Benchmarking Guide — Take-Away Order Accuracy#

This guide covers performance testing, stream density benchmarking, and metrics collection for the Take-Away Order Accuracy system.

Note — Inference Device: The default device is GPU. To switch to CPU, you must do both steps below, otherwise the model will be exported for the wrong device:
Set both variables in your .env file:
TARGET_DEVICE=GPU      # used by setup_models.sh and docker-compose
OPENVINO_DEVICE=GPU    # used by the Makefile benchmark targets
Re-export the model for the new device:
cd ../ovms-service && ./setup_models.sh --app take-away
TARGET_DEVICE is what setup_models.sh reads to export the model in the correct format. OPENVINO_DEVICE is what the Makefile passes to the benchmark script.

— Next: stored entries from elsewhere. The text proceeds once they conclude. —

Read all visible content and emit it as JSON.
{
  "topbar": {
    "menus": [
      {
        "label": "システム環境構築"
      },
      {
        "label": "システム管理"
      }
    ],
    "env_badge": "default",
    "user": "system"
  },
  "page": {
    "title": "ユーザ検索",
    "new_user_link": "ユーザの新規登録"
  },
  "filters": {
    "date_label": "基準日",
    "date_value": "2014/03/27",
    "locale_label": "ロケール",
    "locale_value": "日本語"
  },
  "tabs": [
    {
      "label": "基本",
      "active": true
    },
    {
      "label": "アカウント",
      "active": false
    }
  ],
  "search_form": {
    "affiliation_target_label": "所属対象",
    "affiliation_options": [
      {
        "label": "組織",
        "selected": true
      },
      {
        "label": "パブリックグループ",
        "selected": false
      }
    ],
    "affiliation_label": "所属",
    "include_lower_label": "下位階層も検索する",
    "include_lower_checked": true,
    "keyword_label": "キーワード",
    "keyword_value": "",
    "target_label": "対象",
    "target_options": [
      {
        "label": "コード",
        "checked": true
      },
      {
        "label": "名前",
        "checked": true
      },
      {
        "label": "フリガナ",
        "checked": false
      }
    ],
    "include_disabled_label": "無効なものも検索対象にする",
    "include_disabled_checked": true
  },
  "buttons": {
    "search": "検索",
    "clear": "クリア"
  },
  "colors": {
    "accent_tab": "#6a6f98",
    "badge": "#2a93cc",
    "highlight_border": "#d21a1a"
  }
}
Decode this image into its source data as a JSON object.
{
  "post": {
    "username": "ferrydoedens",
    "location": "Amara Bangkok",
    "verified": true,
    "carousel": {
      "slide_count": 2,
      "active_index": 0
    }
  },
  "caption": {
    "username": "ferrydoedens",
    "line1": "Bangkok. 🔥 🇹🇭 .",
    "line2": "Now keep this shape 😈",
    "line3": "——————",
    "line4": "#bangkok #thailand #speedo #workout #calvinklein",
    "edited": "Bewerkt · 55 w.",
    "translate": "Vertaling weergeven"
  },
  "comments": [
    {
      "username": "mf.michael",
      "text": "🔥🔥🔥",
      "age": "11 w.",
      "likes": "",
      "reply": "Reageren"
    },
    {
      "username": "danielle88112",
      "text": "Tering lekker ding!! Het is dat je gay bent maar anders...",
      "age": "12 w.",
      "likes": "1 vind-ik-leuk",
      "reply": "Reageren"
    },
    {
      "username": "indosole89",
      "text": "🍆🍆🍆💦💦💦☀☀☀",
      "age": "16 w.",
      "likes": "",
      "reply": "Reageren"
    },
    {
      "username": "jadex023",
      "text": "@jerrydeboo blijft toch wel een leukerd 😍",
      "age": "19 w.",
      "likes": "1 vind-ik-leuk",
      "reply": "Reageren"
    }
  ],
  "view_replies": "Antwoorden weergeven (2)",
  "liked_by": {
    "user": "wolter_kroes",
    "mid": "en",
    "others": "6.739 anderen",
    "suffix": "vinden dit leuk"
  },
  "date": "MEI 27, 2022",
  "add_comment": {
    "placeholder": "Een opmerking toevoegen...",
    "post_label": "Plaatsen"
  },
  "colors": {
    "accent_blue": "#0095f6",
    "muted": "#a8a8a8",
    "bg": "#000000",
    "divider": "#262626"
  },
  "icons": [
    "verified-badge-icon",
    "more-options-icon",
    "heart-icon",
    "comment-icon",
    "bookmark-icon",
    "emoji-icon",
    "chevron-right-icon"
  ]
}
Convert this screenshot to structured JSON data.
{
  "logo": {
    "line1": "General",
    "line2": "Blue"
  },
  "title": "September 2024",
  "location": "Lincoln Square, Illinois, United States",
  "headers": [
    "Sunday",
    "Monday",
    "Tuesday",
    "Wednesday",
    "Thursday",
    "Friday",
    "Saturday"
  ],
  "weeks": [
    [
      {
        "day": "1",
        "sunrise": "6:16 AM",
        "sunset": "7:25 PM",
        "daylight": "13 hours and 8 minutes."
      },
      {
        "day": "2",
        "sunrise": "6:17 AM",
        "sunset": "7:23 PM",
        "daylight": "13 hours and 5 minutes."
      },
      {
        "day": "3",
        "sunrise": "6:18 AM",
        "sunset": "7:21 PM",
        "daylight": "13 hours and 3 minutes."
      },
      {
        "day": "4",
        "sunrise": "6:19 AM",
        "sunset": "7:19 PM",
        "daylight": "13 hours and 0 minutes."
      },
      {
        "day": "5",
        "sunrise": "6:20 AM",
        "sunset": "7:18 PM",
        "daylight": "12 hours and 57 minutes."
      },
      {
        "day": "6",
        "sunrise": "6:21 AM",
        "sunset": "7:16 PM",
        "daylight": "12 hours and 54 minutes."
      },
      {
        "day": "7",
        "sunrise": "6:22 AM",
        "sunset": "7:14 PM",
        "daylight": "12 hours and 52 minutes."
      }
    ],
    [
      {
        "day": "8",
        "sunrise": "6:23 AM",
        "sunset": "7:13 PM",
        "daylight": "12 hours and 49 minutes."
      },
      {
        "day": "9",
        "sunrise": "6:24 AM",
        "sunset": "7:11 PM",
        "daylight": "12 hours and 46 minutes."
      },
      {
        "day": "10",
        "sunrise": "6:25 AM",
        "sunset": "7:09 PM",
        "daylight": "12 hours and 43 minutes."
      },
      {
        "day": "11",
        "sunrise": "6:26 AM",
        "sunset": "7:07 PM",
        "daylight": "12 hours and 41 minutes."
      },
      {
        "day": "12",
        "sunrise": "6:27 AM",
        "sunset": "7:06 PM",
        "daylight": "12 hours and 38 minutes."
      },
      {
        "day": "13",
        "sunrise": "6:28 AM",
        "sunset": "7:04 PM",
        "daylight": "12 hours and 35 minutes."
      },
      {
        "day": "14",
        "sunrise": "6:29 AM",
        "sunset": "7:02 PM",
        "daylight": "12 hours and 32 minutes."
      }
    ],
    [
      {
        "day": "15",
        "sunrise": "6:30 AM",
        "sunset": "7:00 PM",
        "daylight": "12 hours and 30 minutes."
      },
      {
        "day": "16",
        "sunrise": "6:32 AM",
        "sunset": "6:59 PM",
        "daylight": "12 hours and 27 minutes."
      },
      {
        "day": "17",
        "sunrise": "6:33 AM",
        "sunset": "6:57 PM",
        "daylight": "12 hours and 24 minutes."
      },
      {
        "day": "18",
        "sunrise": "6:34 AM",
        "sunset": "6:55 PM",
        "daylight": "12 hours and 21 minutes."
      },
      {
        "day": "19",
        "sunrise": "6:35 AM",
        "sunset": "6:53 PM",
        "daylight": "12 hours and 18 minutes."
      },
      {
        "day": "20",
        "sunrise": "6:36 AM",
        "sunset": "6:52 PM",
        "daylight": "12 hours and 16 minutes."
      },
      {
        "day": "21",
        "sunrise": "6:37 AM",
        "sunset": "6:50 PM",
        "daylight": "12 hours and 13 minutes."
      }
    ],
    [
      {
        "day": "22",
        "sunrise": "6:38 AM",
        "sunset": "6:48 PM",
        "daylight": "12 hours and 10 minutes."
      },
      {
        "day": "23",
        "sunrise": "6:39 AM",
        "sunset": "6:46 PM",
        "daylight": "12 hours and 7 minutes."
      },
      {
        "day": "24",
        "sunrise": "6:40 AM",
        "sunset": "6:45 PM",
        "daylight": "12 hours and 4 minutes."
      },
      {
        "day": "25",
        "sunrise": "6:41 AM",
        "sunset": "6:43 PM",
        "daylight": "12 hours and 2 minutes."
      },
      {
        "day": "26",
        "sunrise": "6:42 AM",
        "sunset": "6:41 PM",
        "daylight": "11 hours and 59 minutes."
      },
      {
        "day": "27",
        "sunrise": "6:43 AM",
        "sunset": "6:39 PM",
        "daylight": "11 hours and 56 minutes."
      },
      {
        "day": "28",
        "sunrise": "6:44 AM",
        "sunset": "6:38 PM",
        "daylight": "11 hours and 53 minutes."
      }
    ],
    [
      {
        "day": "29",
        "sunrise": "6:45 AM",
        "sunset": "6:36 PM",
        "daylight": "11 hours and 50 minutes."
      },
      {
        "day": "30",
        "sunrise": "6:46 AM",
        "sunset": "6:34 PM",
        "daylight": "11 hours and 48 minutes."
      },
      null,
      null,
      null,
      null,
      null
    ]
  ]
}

Both must match.

Important: Before running benchmarks, ensure a test video file is present at storage/videos/test.mp4. You can download a sample video using:
make download-sample-video

Quick Reference#

# First-time setup
make update-submodules        # Initialize performance-tools submodule
make up                       # Start all services

# Benchmarks
make benchmark                           # Fixed-workers benchmark (default config)
make benchmark-oa BENCHMARK_WORKERS=4   # Fixed-workers with custom worker count
make benchmark-stream-density            # Stream density benchmark

# View results
make benchmark-oa-metrics     # View VLM metrics
make benchmark-oa-results     # View all result files
make consolidate-metrics      # Consolidate metrics to CSV
make plot-metrics             # Generate plots

# Cleanup
make clean-results            # Remove results files
make clean                    # Stop containers and remove volumes

# Help
make benchmark-oa-help
make help

Prerequisites#

# 1. Initialize git submodules (first time only)
make update-submodules

# 2. Start services
make up

Benchmark Commands#

Fixed Workers Benchmark#

Runs benchmark_order_accuracy.py with a fixed number of concurrent workers.

# Default run
make benchmark

# Custom run
make benchmark \
  BENCHMARK_WORKERS=4 \
  BENCHMARK_DURATION=300 \
  BENCHMARK_INIT_DURATION=30

Variables:

Variable	Default	Description
`BENCHMARK_WORKERS`	`1`	Number of concurrent workers
`BENCHMARK_DURATION`	`200`	Test duration (seconds)
`BENCHMARK_INIT_DURATION`	`10`	Warmup time (seconds)
`OPENVINO_DEVICE`	`GPU`	Inference device (`GPU`, `CPU`). Must also set `TARGET_DEVICE` in `.env` and re-run `setup_models.sh` — see note above.

Stream Density Benchmark#

Finds the maximum number of concurrent workers the system can sustain under a target latency threshold. Runs stream_density_latency_oa.py.

# Default run
make benchmark-stream-density

# Custom run
make benchmark-stream-density \
  BENCHMARK_TARGET_LATENCY_MS=25000 \
  BENCHMARK_LATENCY_METRIC=avg \
  BENCHMARK_INIT_DURATION=30 \
  BENCHMARK_MIN_TRANSACTIONS=3 \
  BENCHMARK_WORKER_INCREMENT=1